Many destination dining spots seek to inspire a deeper appreciation for the ground in which their ingredients are grown, either by extensively detailing each vegetable’s origins on their menus or by harvesting them directly onsite. In Ube, Japan, architect Junya Ishigami has helped a childhood friend open a restaurant that takes a different approach, highlighting the connection between soil and sustenance by operating out of a mud-encased cave sunken right into the earth.
Ishigami’s friend, chef Motonori Hirata, initially approached the designer looking to capture “the roughness of nature,” saying that, “Authentic cuisines require such a place.”
The idea of something heavy and weathered also spoke to Hirata’s desire for a timeless building with a feeling of pre-existing history. Adding to the challenge was the fact that the design had to accommodate not just the chef’s restaurant, but also housing for him and his family.
The concept that Ishigami and his team developed positions the building’s white-painted concrete roof at grade, hiding its cave-like dining and living spaces underground within an excavated trench.
The restaurant is focused at the northern end of the site, separated from the southern residence by a trio of open-air courtyards.
The primordial appearance of the structure hides the complex technology behind its construction process. Originally developed as a massing model, the design was then converted into 3D data and input into a total station surveying instrument. Working off coordinates from that instrument’s pile mapping, the construction team then dug a series of holes, effectively forming a giant mould that was later filled with concrete. Once the concrete had hardened, the final structure was dug out like a buried fossil.
While the original plan was to wash the building clean after excavation, the rich hues and textured look of its mud coating inspired Junya Ishigami + Associates to instead embrace it as part of the design. Many of the building’s interior spaces were also different than the designers had anticipated, prompting them to adapt their planned furniture placements to take better advantage of the actual structure.
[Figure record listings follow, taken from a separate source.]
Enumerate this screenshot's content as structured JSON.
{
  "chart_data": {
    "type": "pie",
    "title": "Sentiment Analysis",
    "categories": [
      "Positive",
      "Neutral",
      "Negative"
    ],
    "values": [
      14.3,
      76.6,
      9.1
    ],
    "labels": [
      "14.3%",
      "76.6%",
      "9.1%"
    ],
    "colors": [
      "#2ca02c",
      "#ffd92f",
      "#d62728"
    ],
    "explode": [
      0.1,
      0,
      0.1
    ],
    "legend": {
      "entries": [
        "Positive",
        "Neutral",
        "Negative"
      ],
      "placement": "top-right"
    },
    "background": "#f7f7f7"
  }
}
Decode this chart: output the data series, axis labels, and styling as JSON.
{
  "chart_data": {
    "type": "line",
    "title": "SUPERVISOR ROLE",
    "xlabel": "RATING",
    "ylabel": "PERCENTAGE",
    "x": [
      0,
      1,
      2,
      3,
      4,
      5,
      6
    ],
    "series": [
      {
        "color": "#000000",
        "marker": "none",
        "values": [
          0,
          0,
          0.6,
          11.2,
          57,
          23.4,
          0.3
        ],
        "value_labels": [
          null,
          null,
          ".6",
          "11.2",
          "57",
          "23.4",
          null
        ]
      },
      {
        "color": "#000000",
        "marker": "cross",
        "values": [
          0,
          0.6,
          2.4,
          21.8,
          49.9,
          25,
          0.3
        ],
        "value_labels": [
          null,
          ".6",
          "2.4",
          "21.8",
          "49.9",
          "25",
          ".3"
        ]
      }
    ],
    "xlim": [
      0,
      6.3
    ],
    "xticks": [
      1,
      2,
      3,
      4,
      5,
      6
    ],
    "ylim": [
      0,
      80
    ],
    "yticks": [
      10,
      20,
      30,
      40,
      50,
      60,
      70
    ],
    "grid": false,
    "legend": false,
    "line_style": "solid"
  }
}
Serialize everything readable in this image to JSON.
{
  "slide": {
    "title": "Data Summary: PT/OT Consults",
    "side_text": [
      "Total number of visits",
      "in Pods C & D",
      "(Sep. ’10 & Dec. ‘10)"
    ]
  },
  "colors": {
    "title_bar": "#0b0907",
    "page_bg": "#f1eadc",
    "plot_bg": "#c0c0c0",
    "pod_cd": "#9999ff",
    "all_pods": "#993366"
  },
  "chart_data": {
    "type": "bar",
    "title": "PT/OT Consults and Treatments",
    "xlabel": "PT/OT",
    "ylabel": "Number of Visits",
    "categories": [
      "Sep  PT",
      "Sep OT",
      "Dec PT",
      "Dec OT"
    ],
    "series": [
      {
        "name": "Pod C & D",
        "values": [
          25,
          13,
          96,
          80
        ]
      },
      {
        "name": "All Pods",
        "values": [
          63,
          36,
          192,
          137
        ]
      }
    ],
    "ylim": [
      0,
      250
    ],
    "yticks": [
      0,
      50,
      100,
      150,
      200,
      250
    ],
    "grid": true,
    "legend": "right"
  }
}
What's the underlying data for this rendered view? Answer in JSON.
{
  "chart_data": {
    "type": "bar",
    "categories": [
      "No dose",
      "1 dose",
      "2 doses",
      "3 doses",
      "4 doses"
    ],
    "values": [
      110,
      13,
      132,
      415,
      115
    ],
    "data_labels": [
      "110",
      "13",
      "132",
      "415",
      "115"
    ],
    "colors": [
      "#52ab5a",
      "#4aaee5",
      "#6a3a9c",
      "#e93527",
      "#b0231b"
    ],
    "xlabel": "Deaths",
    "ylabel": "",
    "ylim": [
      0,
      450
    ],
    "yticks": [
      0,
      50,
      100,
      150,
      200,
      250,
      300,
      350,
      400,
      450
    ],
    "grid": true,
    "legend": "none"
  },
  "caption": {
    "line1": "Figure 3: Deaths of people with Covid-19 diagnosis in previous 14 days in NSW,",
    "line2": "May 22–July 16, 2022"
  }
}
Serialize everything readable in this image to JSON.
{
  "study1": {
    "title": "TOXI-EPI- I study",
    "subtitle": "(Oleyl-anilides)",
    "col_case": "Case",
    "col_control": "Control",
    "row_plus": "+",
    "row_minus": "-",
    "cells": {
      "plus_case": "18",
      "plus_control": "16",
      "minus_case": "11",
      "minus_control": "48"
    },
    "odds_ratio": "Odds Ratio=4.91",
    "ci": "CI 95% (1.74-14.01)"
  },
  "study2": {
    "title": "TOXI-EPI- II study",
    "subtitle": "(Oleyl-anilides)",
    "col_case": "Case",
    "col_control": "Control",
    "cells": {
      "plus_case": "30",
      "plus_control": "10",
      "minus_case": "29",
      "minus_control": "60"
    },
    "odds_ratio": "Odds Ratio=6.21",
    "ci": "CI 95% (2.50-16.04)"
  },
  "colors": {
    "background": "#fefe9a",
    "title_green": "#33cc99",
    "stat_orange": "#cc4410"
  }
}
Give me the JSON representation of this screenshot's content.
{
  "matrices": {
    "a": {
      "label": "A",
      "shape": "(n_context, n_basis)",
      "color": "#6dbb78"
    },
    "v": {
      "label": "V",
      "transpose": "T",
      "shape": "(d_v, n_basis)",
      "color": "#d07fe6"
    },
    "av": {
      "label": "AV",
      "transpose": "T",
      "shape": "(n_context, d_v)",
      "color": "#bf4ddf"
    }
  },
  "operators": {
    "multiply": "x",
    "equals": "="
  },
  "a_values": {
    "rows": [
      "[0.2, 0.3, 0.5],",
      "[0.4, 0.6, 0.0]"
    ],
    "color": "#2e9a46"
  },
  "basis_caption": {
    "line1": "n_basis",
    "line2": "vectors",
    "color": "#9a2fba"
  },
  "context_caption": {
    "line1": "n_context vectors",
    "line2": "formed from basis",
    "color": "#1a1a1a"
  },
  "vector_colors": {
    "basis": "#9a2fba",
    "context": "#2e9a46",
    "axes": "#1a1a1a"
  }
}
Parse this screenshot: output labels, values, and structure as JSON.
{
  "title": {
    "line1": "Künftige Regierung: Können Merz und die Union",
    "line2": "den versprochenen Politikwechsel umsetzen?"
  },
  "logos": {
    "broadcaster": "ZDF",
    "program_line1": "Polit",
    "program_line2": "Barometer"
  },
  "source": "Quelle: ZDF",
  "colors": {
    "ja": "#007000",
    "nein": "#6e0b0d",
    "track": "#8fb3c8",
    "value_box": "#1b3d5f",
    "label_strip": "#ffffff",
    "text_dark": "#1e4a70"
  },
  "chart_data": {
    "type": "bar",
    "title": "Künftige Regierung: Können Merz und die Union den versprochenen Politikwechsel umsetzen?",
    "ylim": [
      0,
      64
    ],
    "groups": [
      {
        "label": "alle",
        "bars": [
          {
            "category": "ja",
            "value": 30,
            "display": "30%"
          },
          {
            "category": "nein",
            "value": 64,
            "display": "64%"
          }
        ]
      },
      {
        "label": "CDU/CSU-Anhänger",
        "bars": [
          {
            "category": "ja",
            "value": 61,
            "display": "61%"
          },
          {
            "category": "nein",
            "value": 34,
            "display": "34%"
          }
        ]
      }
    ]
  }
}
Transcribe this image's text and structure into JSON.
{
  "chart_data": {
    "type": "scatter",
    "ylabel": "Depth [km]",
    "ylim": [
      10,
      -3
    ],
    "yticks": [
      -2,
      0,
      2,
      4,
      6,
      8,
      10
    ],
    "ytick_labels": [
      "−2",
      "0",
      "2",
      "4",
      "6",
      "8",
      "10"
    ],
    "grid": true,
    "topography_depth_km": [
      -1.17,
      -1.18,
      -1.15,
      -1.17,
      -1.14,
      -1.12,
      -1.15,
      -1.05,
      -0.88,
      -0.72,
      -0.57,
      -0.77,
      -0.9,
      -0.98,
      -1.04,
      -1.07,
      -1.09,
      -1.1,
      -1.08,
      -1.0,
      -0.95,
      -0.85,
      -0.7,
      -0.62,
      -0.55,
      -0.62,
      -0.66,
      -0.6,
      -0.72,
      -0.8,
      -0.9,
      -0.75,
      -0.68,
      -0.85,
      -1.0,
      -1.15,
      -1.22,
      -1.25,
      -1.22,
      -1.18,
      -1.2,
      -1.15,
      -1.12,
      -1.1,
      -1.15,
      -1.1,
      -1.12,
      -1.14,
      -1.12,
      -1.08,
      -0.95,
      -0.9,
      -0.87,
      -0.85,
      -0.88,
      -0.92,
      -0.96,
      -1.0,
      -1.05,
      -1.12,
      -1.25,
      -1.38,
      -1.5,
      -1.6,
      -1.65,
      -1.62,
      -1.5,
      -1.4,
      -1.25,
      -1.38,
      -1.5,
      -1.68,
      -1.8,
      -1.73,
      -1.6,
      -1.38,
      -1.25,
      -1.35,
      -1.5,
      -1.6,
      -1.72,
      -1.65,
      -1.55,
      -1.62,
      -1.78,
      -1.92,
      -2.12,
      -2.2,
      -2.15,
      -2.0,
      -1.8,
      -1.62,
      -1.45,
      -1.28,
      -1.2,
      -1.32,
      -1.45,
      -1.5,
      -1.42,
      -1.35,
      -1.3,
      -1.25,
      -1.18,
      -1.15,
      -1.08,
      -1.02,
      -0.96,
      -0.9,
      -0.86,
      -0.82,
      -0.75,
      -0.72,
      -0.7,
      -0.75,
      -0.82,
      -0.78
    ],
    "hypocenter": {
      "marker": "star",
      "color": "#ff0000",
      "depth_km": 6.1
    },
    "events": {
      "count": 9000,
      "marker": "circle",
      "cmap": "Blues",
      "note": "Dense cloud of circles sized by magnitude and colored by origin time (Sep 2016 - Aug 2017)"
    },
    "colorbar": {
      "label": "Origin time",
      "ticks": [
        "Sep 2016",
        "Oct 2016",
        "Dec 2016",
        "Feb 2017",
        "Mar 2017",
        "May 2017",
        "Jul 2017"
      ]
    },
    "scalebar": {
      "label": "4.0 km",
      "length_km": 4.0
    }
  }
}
Similarly, the building’s glass walls — several of which are hinged to open and close — had to be carefully customized to the project’s final dimensions based on physical measurements and 3D scans. In this way, a large part of the design became an exercise in reverse-engineering.
Archways between the building’s substantial columns link its many spectacular spaces, which include a living room with a sunken conversation pit and a bathing alcove with a tub completely encased in the floor.
Along the building’s edge, curved walls of glass frame spectacular lookouts to the site’s lush subterranean gardens, while three skylights introduce additional natural light. With his cave-like concept, Junya Ishigami has effectively laid the groundwork for a restaurant that is as much a part of its terrain as any root vegetable.
The Tokyo architect creates a down-to-earth — yet completely out of-this-world — dining spot that doubles as a chef’s family home.